Biden departs for the five day trip on Thursday, after spending several months organizing allies to punish Russia for its invasion of Ukraine, which Moscow calls a “special operation.”

He meets new South Korean President Yoon Suk-yeol in Seoul and Japanese Prime Minister Fumio Kishida in Tokyo, leaders who share anxieties about North Korea and China and are eager to build on their long alliances with Washington.

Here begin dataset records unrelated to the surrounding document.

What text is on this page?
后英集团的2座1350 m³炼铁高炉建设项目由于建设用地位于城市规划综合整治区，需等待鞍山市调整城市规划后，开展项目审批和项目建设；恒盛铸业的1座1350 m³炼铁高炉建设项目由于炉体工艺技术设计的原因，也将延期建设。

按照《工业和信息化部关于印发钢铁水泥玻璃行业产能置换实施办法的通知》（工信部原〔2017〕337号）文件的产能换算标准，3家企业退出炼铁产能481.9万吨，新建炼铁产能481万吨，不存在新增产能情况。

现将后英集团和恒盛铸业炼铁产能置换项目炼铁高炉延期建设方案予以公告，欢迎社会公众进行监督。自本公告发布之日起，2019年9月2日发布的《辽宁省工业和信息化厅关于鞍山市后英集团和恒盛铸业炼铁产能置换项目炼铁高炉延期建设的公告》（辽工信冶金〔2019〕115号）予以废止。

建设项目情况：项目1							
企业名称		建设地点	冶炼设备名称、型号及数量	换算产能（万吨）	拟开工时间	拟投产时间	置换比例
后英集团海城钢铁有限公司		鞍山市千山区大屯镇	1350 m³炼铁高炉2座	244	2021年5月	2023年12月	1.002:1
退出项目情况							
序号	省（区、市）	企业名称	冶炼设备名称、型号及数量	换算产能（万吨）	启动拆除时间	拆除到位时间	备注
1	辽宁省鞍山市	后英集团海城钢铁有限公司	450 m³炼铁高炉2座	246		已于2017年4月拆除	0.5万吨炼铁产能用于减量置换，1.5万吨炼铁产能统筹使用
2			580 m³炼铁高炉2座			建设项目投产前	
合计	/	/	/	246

“At its core this (trip) is about building out the alliance network in East Asia,” in part to counter any Chinese actions against Taiwan, said Evan Medeiros, an Asia specialist in the Barack Obama administration.

Sweeping sanctions Biden led against Russia would not be so simple against Beijing. China is South Korea’s largest trade partner, and the biggest source of goods that Japan imports, in each case beating no. 2 United States by a wide margin. 

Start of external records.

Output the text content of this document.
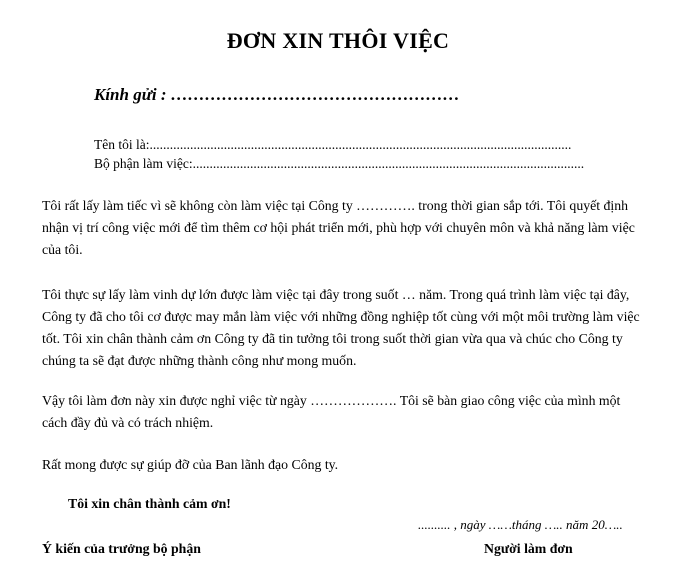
ĐƠN XIN THÔI VIỆC
Kính gửi : ……………………………………………
Tên tôi là:.............................................................................................................................
Bộ phận làm việc:....................................................................................................................
Tôi rất lấy làm tiếc vì sẽ không còn làm việc tại Công ty …………. trong thời gian sắp tới. Tôi quyết định
nhận vị trí công việc mới để tìm thêm cơ hội phát triển mới, phù hợp với chuyên môn và khả năng làm việc
của tôi.
Tôi thực sự lấy làm vinh dự lớn được làm việc tại đây trong suốt … năm. Trong quá trình làm việc tại đây,
Công ty đã cho tôi cơ được may mắn làm việc với những đồng nghiệp tốt cùng với một môi trường làm việc
tốt. Tôi xin chân thành cảm ơn Công ty đã tin tưởng tôi trong suốt thời gian vừa qua và chúc cho Công ty
chúng ta sẽ đạt được những thành công như mong muốn.
Vậy tôi làm đơn này xin được nghỉ việc từ ngày ………………. Tôi sẽ bàn giao công việc của mình một
cách đầy đủ và có trách nhiệm.
Rất mong được sự giúp đỡ của Ban lãnh đạo Công ty.
Tôi xin chân thành cảm ơn!
.......... , ngày ……tháng ….. năm 20…..
Ý kiến của trưởng bộ phận	Người làm đơn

Complicating Biden’s message, his administration has not laid out a plan to counter Beijing if it moves to retake the self-governed island of Taiwan, even as U.S. intelligence sees preparations underway.

Similarly, there’s little public strategy to counter Beijing’s no-COVID lockdown policy that some economists believe could provoke a global recession.

Even with those shortcomings, support for Washington from Seoul and Tokyo is stronger than in recent history.

“The president’s lucky in who he has as counterparts,” said Michael Green, an Asia specialist at the Washington think tank Center for Strategic and International Studies. “I was doing the math on this, and it’s been at least 20 years since an American president could travel to Japan and Korea and count on the leaders in both countries being so forthrightly pro-alliance.”